Last updated January 29, 2018 at 10:28 am
Our ancestors may have left Africa 50,000 years earlier than previous thought.
Researchers have discovered the earliest modern human fossil ever found outside of Africa, in Mislaya cave on Mount Carmel in Israel.
“Misliya is an exciting discovery,” says Rolf Quam, Binghamton University anthropology professor and a coauthor of a study into the find.
“It provides the clearest evidence yet that our ancestors first migrated out of Africa much earlier than we previously believed.
Related: Did modern humans simply replace Neanderthals through migration?
“It also means that modern humans were potentially meeting and interacting during a longer period of time with other archaic human groups, providing more opportunity for cultural and biological exchanges.”
Quam’s team applied several dating techniques to the fossil, which consists of an upper jawbone with several teeth.

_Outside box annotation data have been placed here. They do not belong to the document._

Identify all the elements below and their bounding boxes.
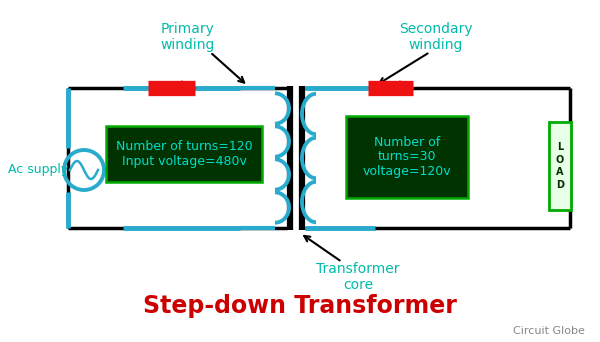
Text: Step-down Transformer: Step-down Transformer bbox=[143, 294, 457, 318]
Text: Circuit Globe: Circuit Globe bbox=[513, 326, 585, 336]
FancyBboxPatch shape bbox=[549, 122, 571, 210]
Text: Primary
winding: Primary winding bbox=[161, 22, 215, 52]
FancyBboxPatch shape bbox=[106, 126, 262, 182]
Text: Ac supply: Ac supply bbox=[8, 163, 68, 176]
Text: Transformer
core: Transformer core bbox=[316, 262, 400, 292]
Text: Number of turns=120
Input voltage=480v: Number of turns=120 Input voltage=480v bbox=[116, 140, 253, 168]
Text: L
O
A
D: L O A D bbox=[556, 142, 564, 189]
Text: Secondary
winding: Secondary winding bbox=[399, 22, 473, 52]
FancyBboxPatch shape bbox=[346, 116, 468, 198]
Text: Number of
turns=30
voltage=120v: Number of turns=30 voltage=120v bbox=[362, 135, 451, 179]
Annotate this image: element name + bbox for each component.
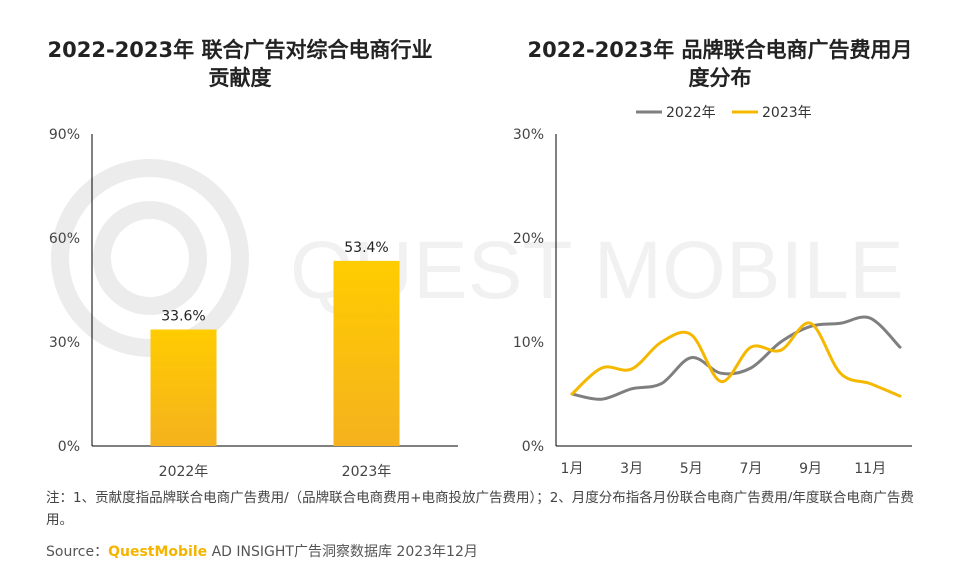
bar-category-label: 2023年 <box>342 464 392 480</box>
left-chart-title: 2022-2023年 联合广告对综合电商行业 贡献度 <box>30 36 450 92</box>
line-x-tick-label: 9月 <box>799 461 822 477</box>
source-prefix: Source： <box>46 544 109 560</box>
line-x-tick-label: 7月 <box>739 461 762 477</box>
bar-category-label: 2022年 <box>159 464 209 480</box>
footnote: 注：1、贡献度指品牌联合电商广告费用/（品牌联合电商费用+电商投放广告费用）；2… <box>46 490 914 528</box>
line-x-tick-label: 1月 <box>561 461 584 477</box>
bar-y-tick-label: 60% <box>49 231 80 247</box>
left-chart-title-line2: 贡献度 <box>208 66 272 90</box>
line-y-tick-label: 0% <box>522 439 544 455</box>
line-x-tick-label: 11月 <box>854 461 886 477</box>
bar-mark <box>150 329 217 446</box>
bar-data-label: 33.6% <box>161 309 205 325</box>
line-y-tick-label: 10% <box>513 335 544 351</box>
source-brand: QuestMobile <box>108 544 208 560</box>
line-y-tick-label: 20% <box>513 231 544 247</box>
line-series-1 <box>570 315 902 401</box>
right-chart-title-line2: 度分布 <box>688 66 752 90</box>
left-chart-title-line1: 2022-2023年 联合广告对综合电商行业 <box>47 38 433 62</box>
source-line: Source：QuestMobile AD INSIGHT广告洞察数据库 202… <box>46 541 478 561</box>
legend-label: 2022年 <box>666 105 716 121</box>
bar-y-tick-label: 30% <box>49 335 80 351</box>
bar-y-tick-label: 0% <box>58 439 80 455</box>
source-suffix: AD INSIGHT广告洞察数据库 2023年12月 <box>207 544 478 560</box>
legend-label: 2023年 <box>762 105 812 121</box>
right-chart-title: 2022-2023年 品牌联合电商广告费用月 度分布 <box>500 36 940 92</box>
right-chart-title-line1: 2022-2023年 品牌联合电商广告费用月 <box>527 38 913 62</box>
bar-data-label: 53.4% <box>344 240 388 256</box>
bar-y-tick-label: 90% <box>49 127 80 143</box>
bar-mark <box>333 260 400 446</box>
line-series-2 <box>570 321 902 398</box>
line-x-tick-label: 5月 <box>680 461 703 477</box>
line-y-tick-label: 30% <box>513 127 544 143</box>
line-x-tick-label: 3月 <box>620 461 643 477</box>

Misliya fossil consistent with modern humans
The tests suggest the jawbone is between 175,000-200,000 years old – at least 50,000 years older than our previous estimates for when modern humans left Africa.
One of the challenges was to identify features in Misliya that are found only in modern humans.

The jawbone remains from Mislaya.
“While all of the anatomical details in the Misliya fossil are fully consistent with modern humans, some features are also found in Neanderthals and other human groups,” said Quam.
The inhabitants of Misliya Cave were capable hunters of large game, used typical Early Middle Palaeolithic stone tools and controlled fire – all consistent with the earliest modern humans in Africa.
The Middle East was a major corridor for hominin migrations during the Pleistocene and has been occupied by both modern humans and Neanderthals.
This new discovery is important, because it means we now must consider that genetic mixing with local populations may have occurred earlier than we have previously.
The research was published in Science Magazine.